The Return To The Oﬃce
Depending on the nature of a company’s business, the health and safety of employees may be a daily
concern for compliance oﬃcers. Many companies who sent employees to work from home in the spring
are also plotting how to safely bring employees back to the workplace. Compliance oﬃcers should be
part of those discussions, says Allen Chiu, a chief compliance oﬃcer at Genesys Telecommunications Laboratories Inc., a call-center-software company.
“Compliance oﬃcers have to have a role because there are regulatory challenges, both on the labor
and employment front of a rapidly changing work from home structure,” he says. The key is being
adaptable, reacting quickly as the situation changes and collaborating with leaders across the
company, Mr. Chiu says.
Privacy- and employment-law concerns are likely to arise as companies take steps—such as imposing
daily temperature checks, contact tracing and in-oﬃce social distancing—to ensure an outbreak of
the virus doesn’t occur.
Employees may be asked to disclose medical and other personal information about themselves and
their family members. Companies will need to balance the obligation to provide a safe workplace
with privacy and other regulatory issues.

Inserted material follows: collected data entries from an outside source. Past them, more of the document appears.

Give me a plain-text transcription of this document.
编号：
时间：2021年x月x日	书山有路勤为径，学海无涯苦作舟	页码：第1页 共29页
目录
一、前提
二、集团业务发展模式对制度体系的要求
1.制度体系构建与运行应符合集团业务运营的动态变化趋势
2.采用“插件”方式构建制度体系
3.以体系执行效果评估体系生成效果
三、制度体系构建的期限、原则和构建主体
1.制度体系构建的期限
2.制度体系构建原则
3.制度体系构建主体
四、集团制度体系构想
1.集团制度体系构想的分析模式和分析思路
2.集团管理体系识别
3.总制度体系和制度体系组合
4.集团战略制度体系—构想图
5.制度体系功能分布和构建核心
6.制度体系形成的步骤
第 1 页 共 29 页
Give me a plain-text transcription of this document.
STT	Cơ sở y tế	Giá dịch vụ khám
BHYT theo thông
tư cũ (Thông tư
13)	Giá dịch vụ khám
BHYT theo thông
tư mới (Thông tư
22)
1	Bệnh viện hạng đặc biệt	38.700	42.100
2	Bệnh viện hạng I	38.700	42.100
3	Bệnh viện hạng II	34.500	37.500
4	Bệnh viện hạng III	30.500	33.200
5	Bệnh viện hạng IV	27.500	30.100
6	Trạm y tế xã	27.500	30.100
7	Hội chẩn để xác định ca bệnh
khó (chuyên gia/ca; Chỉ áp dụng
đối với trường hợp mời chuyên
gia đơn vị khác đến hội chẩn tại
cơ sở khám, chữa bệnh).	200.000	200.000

“It ends up being an all-hands-on-deck eﬀort because there is just a lot to deal with in the Covid
environment,” says Michael Leiter, a partner at the law ﬁrm Skadden Arps Slate Meagher & Flom LLP.
Compliance chiefs’ involvement on issues like health and safety, which may not normally fall under
their purview, underscores one of the upsides of the pandemic from their point of view—a chance to
prove their value to the larger organization.
“It’s really an opportunity for the compliance role, as part of a larger leadership team, to rely
on some soft skills—to deploy empathy, and to really engage with employees world- wide,” says Mr.
Chiu. “Whether it’s things about diversity and inclusion, the work-from- home challenges, or
physical safety—[we need to] put all of those things together and look for smarter ways to tackle those challenges.”
From: The WSJ
Compliance chiefs and HR directors must also help businesses navigate the risks and complex
requirements of relief programs and the mechanics of an eventual return to the office—allwhile continuing to meet the ever-shifting expectations of regulators and law-enforcement agencies.
Investigations, risk assessments and employee training have become, for the most part, fully remote, and many companies are looking to technology to make their compliance programs more durable and efficient in the long term.
The goal now, they say, is continuing to maintain a presence within the organization from afar—at a time when a return to normalcy is difficult to predict.